1. When did people stop grading with red pens? I am always excited to rip into my box of new pens, pull out the strangely colored ones, and set them aside for grading. (I can't imagine taking notes at a faculty meeting in a purple pen...). I never grade in red any more. I think somewhere, perhaps in graduate school, someone convinced me that it was traumatic to grade a student with a red pen. Red stood for blood, fear, anger, and possibly communism. So I dutifully stopped grading in red and have brought on board every other color in the rainbow.
2. Writing and Reading. Reading student papers, even the good ones, frequently gets me wondering about what my students read (outside of my class, of course!). Some of the characteristics of student writing (in a general sense) like the short paragraphs and the tendency to rely heavily on direct quotation suggests the strong influence of journalism. The long, tenuously organized sentences that appear in so many student papers must reflect some other major influence on their writing. Perhaps the wandering, grammatically ambiguous sentence does not have roots in a written context at all, but reflects the influence of everyday speech patterns on writing. The spoken word might even account for the tendency to write almost exclusively in passive voice. Certainly passive voice is used by us far more frequently in speech than in writing.

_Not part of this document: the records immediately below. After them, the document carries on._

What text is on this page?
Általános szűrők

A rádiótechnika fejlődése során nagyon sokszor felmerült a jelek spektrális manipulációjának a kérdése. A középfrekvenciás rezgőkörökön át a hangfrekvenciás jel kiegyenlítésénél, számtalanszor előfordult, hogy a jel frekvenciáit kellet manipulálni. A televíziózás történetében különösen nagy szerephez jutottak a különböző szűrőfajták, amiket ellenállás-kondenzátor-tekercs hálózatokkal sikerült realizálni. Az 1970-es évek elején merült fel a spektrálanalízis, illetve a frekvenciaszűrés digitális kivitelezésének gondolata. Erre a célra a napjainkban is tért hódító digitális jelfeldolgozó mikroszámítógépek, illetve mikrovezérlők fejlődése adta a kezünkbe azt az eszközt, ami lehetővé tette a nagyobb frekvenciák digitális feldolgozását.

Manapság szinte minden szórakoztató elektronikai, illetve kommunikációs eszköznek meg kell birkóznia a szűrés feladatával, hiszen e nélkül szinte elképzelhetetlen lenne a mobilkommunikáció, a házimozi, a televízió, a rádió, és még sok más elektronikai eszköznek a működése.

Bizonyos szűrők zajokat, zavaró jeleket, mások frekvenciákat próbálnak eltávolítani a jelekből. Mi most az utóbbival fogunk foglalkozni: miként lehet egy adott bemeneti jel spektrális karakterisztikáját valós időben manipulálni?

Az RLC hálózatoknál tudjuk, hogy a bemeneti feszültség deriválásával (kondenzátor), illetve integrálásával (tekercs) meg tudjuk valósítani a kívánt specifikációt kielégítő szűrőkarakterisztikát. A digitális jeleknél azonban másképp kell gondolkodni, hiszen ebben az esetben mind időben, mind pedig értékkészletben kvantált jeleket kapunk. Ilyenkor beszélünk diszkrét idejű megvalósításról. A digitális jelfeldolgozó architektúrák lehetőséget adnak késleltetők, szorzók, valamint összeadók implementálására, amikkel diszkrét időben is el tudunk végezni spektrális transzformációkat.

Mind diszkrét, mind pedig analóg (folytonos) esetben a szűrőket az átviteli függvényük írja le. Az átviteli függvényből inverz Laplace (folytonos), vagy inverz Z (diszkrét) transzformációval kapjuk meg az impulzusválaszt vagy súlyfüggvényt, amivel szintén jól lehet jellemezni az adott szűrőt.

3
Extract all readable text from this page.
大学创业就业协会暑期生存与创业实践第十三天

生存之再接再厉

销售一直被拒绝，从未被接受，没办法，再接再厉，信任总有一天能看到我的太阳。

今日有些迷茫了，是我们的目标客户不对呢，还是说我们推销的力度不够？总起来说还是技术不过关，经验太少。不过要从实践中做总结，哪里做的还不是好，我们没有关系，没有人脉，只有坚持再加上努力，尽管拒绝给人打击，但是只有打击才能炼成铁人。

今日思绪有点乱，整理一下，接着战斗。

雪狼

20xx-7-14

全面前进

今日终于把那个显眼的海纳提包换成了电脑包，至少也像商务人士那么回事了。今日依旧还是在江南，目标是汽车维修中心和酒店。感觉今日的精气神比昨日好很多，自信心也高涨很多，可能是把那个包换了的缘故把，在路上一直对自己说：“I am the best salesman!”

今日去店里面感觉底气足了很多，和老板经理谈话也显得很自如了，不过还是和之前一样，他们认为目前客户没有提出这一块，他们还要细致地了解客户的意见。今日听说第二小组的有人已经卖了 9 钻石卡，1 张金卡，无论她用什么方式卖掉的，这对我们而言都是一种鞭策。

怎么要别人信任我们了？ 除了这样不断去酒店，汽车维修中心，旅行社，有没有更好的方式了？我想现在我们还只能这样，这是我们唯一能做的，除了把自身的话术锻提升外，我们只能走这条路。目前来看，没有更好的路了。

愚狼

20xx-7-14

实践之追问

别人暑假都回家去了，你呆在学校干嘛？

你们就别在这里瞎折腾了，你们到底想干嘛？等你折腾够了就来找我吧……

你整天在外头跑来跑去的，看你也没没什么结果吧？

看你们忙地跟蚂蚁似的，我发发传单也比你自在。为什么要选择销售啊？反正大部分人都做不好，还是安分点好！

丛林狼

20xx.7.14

3. Assessment. Like the hula-hoop, Cabbage-Patch Kids, and the so-called "iPod", the assessment craze is sweeping our country. It seems to me that the goal of assessment is to ascertain more clearly what makes a good teacher or a good course effective. To do this, it is necessary to break down the course into small parts -- grading, lecturing, leading discussion, witty banter, collegiality -- and subject as many of these facets of the classroom experience to assessment as possible. In most cases, the instructor conducts the assessment using some kind of common template. Since it is necessary to aggregate most assessment results for their presentation to assessment committees or panels, most assessment techniques have a quantitative component.
As someone who feels fairly comfortable dealing with numbers, samples, and quantitative data, it is almost fun to break down the process of grading, for example, into assessable steps. At present our assessment techniques focus heavily on student learning as a barometer for faculty effectiveness. Consequently, there is less emphasis on what a faculty member does in the classroom and more on whether the student improves over the course of the semester or the degree program. Each students performance on their papers, for example, gets broken down into certain assessable categories (do they have a clear thesis, do they use evidence successfully, do they advance a coherent argument, and is their paper structured rationally). Invariably these categories coincide with the key categories of the more traditional mode of assessment (i.e. grading). I record both the assessment data and the grades to determine exactly how closely our assessment rubric and the student's grade coincide both now at the mid-term point of the semester and at the final papers. Improvement in grades should correlate closely with improvements in the assessable skills, but writing style (and, of course, grading pen color) fall to the more blurry margins of our assessment criteria and could produce some deviation between student grade and assessable performance.